La notion de « transition » est donc entendue ici, non pas seulement comme la recherche de solutions technologiques ou énergétiques, mais comme la manière de repenser l’orientation des modèles de développement. Les chercheurs de cet axe se retrouvent ainsi dans une « political ecology » qui met au centre de son analyse les rapports Nord/Sud et au cœur de ses méthodes l’interdisciplinarité. L’axe TEA entend contribuer à ces nouveaux développements des sciences sociales en montrant que les terrains américains, aussi divers soient-ils, ont une importance majeure dans ce ressourcement. Les recherches de cet axe se focalisent donc prioritairement sur la gestion et la perception, l’accès et l’appropriation conflictuelle des territoires et des ressources (l’eau, les forêts, la biodiversité sauvage/cultivée, des ressources du sous-sol ou les déchets).

© Aurélie Villaespesa | Concours photo « L’AMÉRIQUE LATINE DANS LA RUE » 2020

Deux grandes approches transversales inspirent les travaux de l'axe

1- En premier lieu, les recherches qui y sont menées contribuent à repenser certains cadres conceptuels, comme le couple progrès / développement, le rapport ville / campagne, les relations savoirs scientifiques / savoirs profanes, le rapport homme / animal, et les transitions énergétiques, les systèmes socio-écologiques comme concept et méthode d’analyse. Les recherches contribuent également à questionner les échelles d’intervention et la nature des territoires pris dans des flux globalisés, en particulier autour des néo-communautés constituées autour de « communs » (territoire, ressource ou projet de gestion); la redéfinition du rôle de l’État-nation dans la globalisation des initiatives environnementales, et proposeront des comparaisons sur l’ensemble du continent américain (et au-delà).
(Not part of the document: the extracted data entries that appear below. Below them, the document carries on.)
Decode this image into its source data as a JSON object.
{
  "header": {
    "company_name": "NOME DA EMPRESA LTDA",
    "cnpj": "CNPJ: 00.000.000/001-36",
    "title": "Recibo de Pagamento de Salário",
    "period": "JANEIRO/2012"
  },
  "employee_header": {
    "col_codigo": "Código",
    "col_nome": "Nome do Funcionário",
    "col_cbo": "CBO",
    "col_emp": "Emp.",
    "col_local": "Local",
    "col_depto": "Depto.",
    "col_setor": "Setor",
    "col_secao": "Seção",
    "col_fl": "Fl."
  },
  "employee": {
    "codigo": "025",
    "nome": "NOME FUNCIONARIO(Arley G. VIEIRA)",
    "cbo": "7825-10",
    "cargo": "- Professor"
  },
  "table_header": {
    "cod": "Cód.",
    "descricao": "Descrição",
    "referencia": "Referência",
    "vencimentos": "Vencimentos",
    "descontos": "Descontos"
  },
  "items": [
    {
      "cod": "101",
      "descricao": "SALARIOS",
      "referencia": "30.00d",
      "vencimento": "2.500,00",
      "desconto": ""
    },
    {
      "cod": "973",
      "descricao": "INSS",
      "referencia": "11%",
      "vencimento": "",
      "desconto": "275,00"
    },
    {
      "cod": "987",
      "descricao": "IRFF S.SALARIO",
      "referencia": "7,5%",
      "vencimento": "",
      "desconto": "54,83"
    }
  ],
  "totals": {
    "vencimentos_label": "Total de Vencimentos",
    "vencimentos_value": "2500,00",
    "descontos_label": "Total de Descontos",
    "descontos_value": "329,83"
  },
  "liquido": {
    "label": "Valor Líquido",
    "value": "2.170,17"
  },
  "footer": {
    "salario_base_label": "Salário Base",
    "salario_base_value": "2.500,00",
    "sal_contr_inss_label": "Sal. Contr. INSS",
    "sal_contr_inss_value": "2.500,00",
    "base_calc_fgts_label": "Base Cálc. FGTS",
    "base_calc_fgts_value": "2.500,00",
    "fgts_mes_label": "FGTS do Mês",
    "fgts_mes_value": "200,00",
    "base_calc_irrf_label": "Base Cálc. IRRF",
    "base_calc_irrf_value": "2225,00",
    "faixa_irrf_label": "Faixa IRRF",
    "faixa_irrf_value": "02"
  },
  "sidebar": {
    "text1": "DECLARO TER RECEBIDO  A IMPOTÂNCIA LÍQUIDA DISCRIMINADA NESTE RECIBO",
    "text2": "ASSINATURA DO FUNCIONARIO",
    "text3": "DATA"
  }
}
L’intégration du multi-niveaux dans la réflexion sur l’environnement conduit ainsi à revisiter l’analyse des politiques de l’environnement.

2- En second lieu, parce qu’il vise délibérément à faire confluer des chercheurs provenant de la géographie, de la sociologie et de l’anthropologie (plus secondairement de l’histoire environnementale et de la science politique), l’axe TEA est aussi le lieu d’élaboration d’un langage commun sur la transition écologique entre ces disciplines, incluant également un dialogue avec les sciences de la nature dans la continuité des engagements épistémologiques de plusieurs membres de cet axe. De là découle naturellement une vocation d’expertise pour l’élaboration des politiques publiques de l’écologie, vocation que le CREDA porte de longue date sur ces thématiques comme le montrent l’appartenance de F.-M. Le Tourneau à l’observatoire Homme – Milieu Oyapok ou la nomination récente de F. Kohler au Conseil national de protection de la nature.

 

L’ensemble des membres de l’axe se rassemble autour de plusieurs activités transversales.

1- D’abord, le séminaire « Post-développements. Transitions écologiques américaines » (regroupé en journées d’études annuelles) concerne l’ensemble des membres de l’axe Il vise à faire dialoguer les réflexions américaines et européennes, permettra de rendre plus visibles, dans une perspective comparatiste et circulatoires, les apports des penseurs américains, ainsi que les expériences novatrices menées de part et d’autre de l’Atlantique en matière de transition écologique. Ce séminaire vise en outre à jeter les bases d’une discussion pour l’organisation de l’un des prochains colloques annuels de l’IdA, l’organisation de sessions dans des congrès internationaux, et à préparer un projet éditorial éponyme.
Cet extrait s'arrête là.